Étienne Michelin (4 January 1898 – 27 August 1932) was a French industrialist.

As the eldest son of Édouard Michelin (1859–1940), there was a strong likelihood that he would take over as head of the Michelin tyre company, where he worked as a member of the top management team. His early death ruled out this possibility, however.

==Life==
Étienne Maurice Michelin was born at Clermont-Ferrand in central southern France. He was born nine years after the founding in the city, by his uncle and father, of the family tyre manufacturing business. In 1921 he married Madeleine Callies (1898-1936), the daughter of an industrialist from Savoy.
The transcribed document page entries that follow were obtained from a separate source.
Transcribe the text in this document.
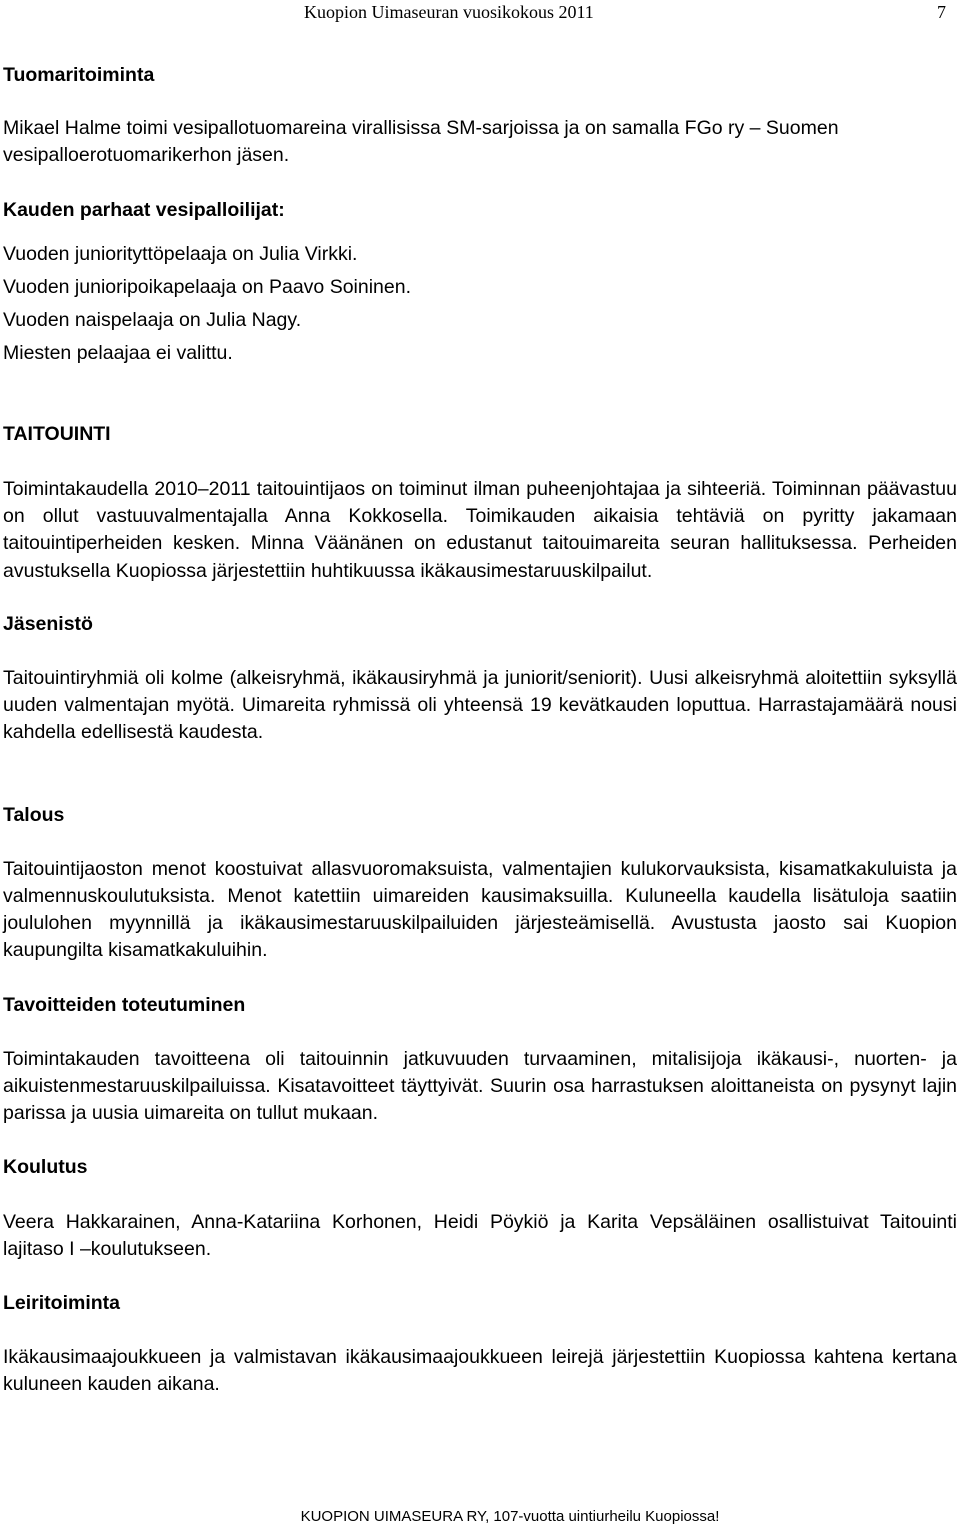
Kuopion Uimaseuran vuosikokous 2011	7

Tuomaritoiminta

Mikael Halme toimi vesipallotuomareina virallisissa SM-sarjoissa ja on samalla FGo ry – Suomen vesipalloerotuomarikerhon jäsen.

Kauden parhaat vesipalloilijat:

Vuoden juniorityttöpelaaja on Julia Virkki.

Vuoden junioripoikapelaaja on Paavo Soininen.

Vuoden naispelaaja on Julia Nagy.

Miesten pelaajaa ei valittu.

TAITOUINTI

Toimintakaudella 2010–2011 taitouintijaos on toiminut ilman puheenjohtajaa ja sihteeriä. Toiminnan päävastuu on ollut vastuuvalmentajalla Anna Kokkosella. Toimikauden aikaisia tehtäviä on pyritty jakamaan taitouintiperheiden kesken. Minna Väänänen on edustanut taitouimareita seuran hallituksessa. Perheiden avustuksella Kuopiossa järjestettiin huhtikuussa ikäkausimestaruuskilpailut.

Jäsenistö

Taitouintiryhmiä oli kolme (alkeisryhmä, ikäkausiryhmä ja juniorit/seniorit). Uusi alkeisryhmä aloitettiin syksyllä uuden valmentajan myötä. Uimareita ryhmissä oli yhteensä 19 kevätkauden loputtua. Harrastajamäärä nousi kahdella edellisestä kaudesta.

Talous

Taitouintijaoston menot koostuivat allasvuoromaksuista, valmentajien kulukorvauksista, kisamatkakuluista ja valmennuskoulutuksista. Menot katettiin uimareiden kausimaksuilla. Kuluneella kaudella lisätuloja saatiin joululohen myynnillä ja ikäkausimestaruuskilpailuiden järjesteämisellä. Avustusta jaosto sai Kuopion kaupungilta kisamatkakuluihin.

Tavoitteiden toteutuminen

Toimintakauden tavoitteena oli taitouinnin jatkuvuuden turvaaminen, mitalisijoja ikäkausi-, nuorten- ja aikuistenmestaruuskilpailuissa. Kisatavoitteet täyttyivät. Suurin osa harrastuksen aloittaneista on pysynyt lajin parissa ja uusia uimareita on tullut mukaan.

Koulutus

Veera Hakkarainen, Anna-Katariina Korhonen, Heidi Pöykiö ja Karita Vepsäläinen osallistuivat Taitouinti lajitaso I –koulutukseen.

Leiritoiminta

Ikäkausimaajoukkueen ja valmistavan ikäkausimaajoukkueen leirejä järjestettiin Kuopiossa kahtena kertana kuluneen kauden aikana.

KUOPION UIMASEURA RY, 107-vuotta uintiurheilu Kuopiossa!
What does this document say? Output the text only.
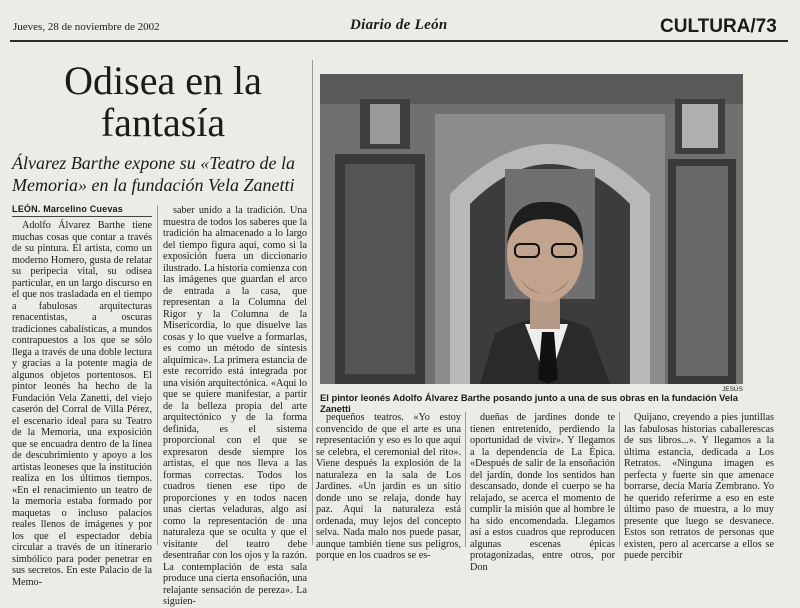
Jueves, 28 de noviembre de 2002	Diario de León	CULTURA/73
Odisea en la
fantasía
Álvarez Barthe expone su «Teatro de la Memoria» en la fundación Vela Zanetti
LEÓN. Marcelino Cuevas

Adolfo Álvarez Barthe tiene muchas cosas que contar a través de su pintura. El artista, como un moderno Homero, gusta de relatar su peripecia vital, su odisea particular, en un largo discurso en el que nos trasladada en el tiempo a fabulosas arquitecturas renacentistas, a oscuras tradiciones cabalísticas, a mundos contrapuestos a los que se sólo llega a través de una doble lectura y gracias a la potente magia de algunos objetos portentosos. El pintor leonés ha hecho de la Fundación Vela Zanetti, del viejo caserón del Corral de Villa Pérez, el escenario ideal para su Teatro de la Memoria, una exposición que se encuadra dentro de la línea de descubrimiento y apoyo a los artistas leoneses que la institución realiza en los últimos tiempos. «En el renacimiento un teatro de la memoria estaba formado por maquetas o incluso palacios reales llenos de imágenes y por los que el espectador debía circular a través de un itinerario simbólico para poder penetrar en sus secretos. En este Palacio de la Memo-

saber unido a la tradición. Una muestra de todos los saberes que la tradición ha almacenado a lo largo del tiempo figura aquí, como si la exposición fuera un diccionario ilustrado. La historia comienza con las imágenes que guardan el arco de entrada a la casa, que representan a la Columna del Rigor y la Columna de la Misericordia, lo que disuelve las cosas y lo que vuelve a formarlas, es como un método de síntesis alquímica». La primera estancia de este recorrido está integrada por una visión arquitectónica. «Aquí lo que se quiere manifestar, a partir de la belleza propia del arte arquitectónico y de la forma definida, es el sistema proporcional con el que se expresaron desde siempre los artistas, el que nos lleva a las formas correctas. Todos los cuadros tienen ese tipo de proporciones y en todos nacen unas ciertas veladuras, algo así como la representación de una naturaleza que se oculta y que el visitante del teatro debe desentrañar con los ojos y la razón. La contemplación de esta sala produce una cierta ensoñación, una relajante sensación de pereza». La siguien-

JESÚS
El pintor leonés Adolfo Álvarez Barthe posando junto a una de sus obras en la fundación Vela Zanetti

pequeños teatros. «Yo estoy convencido de que el arte es una representación y eso es lo que aquí se celebra, el ceremonial del rito». Viene después la explosión de la naturaleza en la sala de Los Jardines. «Un jardín es un sitio donde uno se relaja, donde hay paz. Aquí la naturaleza está ordenada, muy lejos del concepto selva. Nada malo nos puede pasar, aunque también tiene sus peligros, porque en los cuadros se es-

dueñas de jardines donde te tienen entretenido, perdiendo la oportunidad de vivir». Y llegamos a la dependencia de La Épica. «Después de salir de la ensoñación del jardín, donde los sentidos han descansado, donde el cuerpo se ha relajado, se acerca el momento de cumplir la misión que al hombre le ha sido encomendada. Llegamos así a estos cuadros que reproducen algunas escenas épicas protagonizadas, entre otros, por Don

Quijano, creyendo a pies juntillas las fabulosas historias caballerescas de sus libros...». Y llegamos a la última estancia, dedicada a Los Retratos. «Ninguna imagen es perfecta y fuerte sin que amenace borrarse, decía María Zembrano. Yo he querido referirme a eso en este último paso de muestra, a lo muy presente que luego se desvanece. Estos son retratos de personas que existen, pero al acercarse a ellos se puede percibir
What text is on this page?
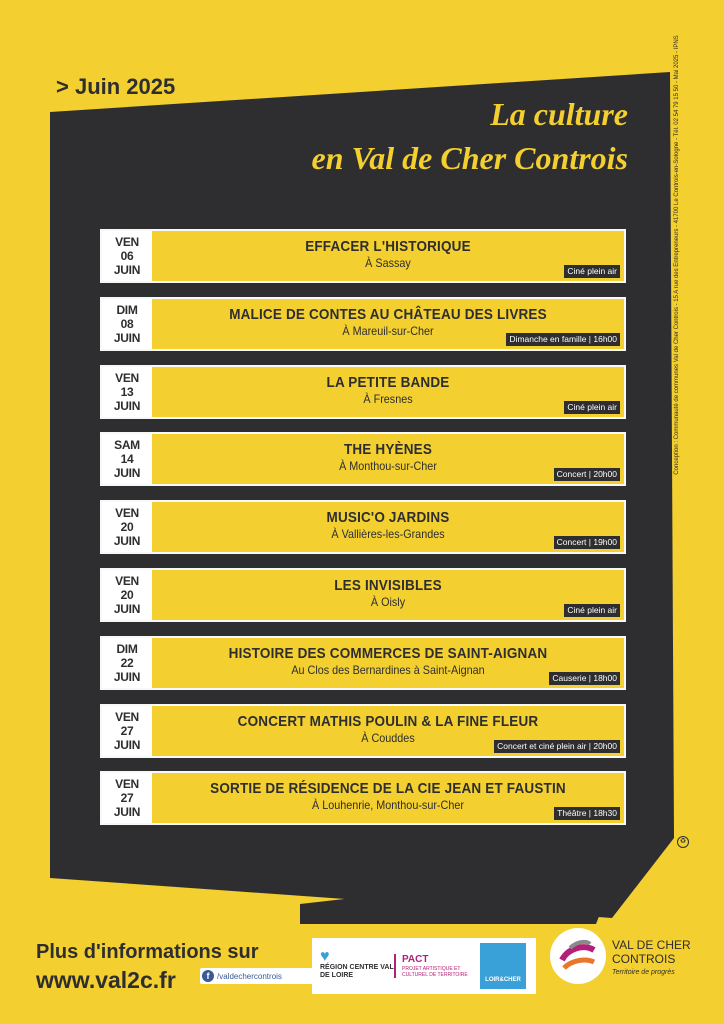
> Juin 2025
La culture
en Val de Cher Controis
VEN
06
JUIN
EFFACER L'HISTORIQUE
À Sassay
Ciné plein air
DIM
08
JUIN
MALICE DE CONTES AU CHÂTEAU DES LIVRES
À Mareuil-sur-Cher
Dimanche en famille | 16h00
VEN
13
JUIN
LA PETITE BANDE
À Fresnes
Ciné plein air
SAM
14
JUIN
THE HYÈNES
À Monthou-sur-Cher
Concert | 20h00
VEN
20
JUIN
MUSIC'O JARDINS
À Vallières-les-Grandes
Concert | 19h00
VEN
20
JUIN
LES INVISIBLES
À Oisly
Ciné plein air
DIM
22
JUIN
HISTOIRE DES COMMERCES DE SAINT-AIGNAN
Au Clos des Bernardines à Saint-Aignan
Causerie | 18h00
VEN
27
JUIN
CONCERT MATHIS POULIN & LA FINE FLEUR
À Couddes
Concert et ciné plein air | 20h00
VEN
27
JUIN
SORTIE DE RÉSIDENCE DE LA CIE JEAN ET FAUSTIN
À Louhenrie, Monthou-sur-Cher
Théâtre | 18h30
Conception : Communauté de communes Val de Cher Controis - 15 A rue des Entrepreneurs - 41700 Le Controis-en-Sologne - Tél. 02 54 79 15 50 - Mai 2025 - IPNS
♻
Plus d'informations sur
www.val2c.fr	f /valdechercontrois
♥
RÉGION CENTRE VAL DE LOIRE
PACT
PROJET ARTISTIQUE ET CULTUREL DE TERRITOIRE
LOIR&CHER
VAL DE CHER
CONTROIS
Territoire de progrès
The Michelin family at this time were known for their active advocacy of aviation. A qualified test pilot, Étienne Michelin took off on the late afternoon of 27 August 1932 from the Aulnat Aerodrome at the controls of his 85 hp Morane mono-plane and headed towards the nearby Chaîne des Puys, a group of former volcanoes in the Massif Central. Caught up in a storm, he crashed at Saint-Genès-Champanelle a short distance from the Puy de Dôme (lava dome) and was killed in the accident. Press reports at the time suggested that, caught up in thick fog, he had misjudged his altitude. A stone cross marks the spot.

His widow died less than four years later: their orphaned son was brought up initially by his grandmother and, subsequently, by a deeply religious widowed aunt at Annecy.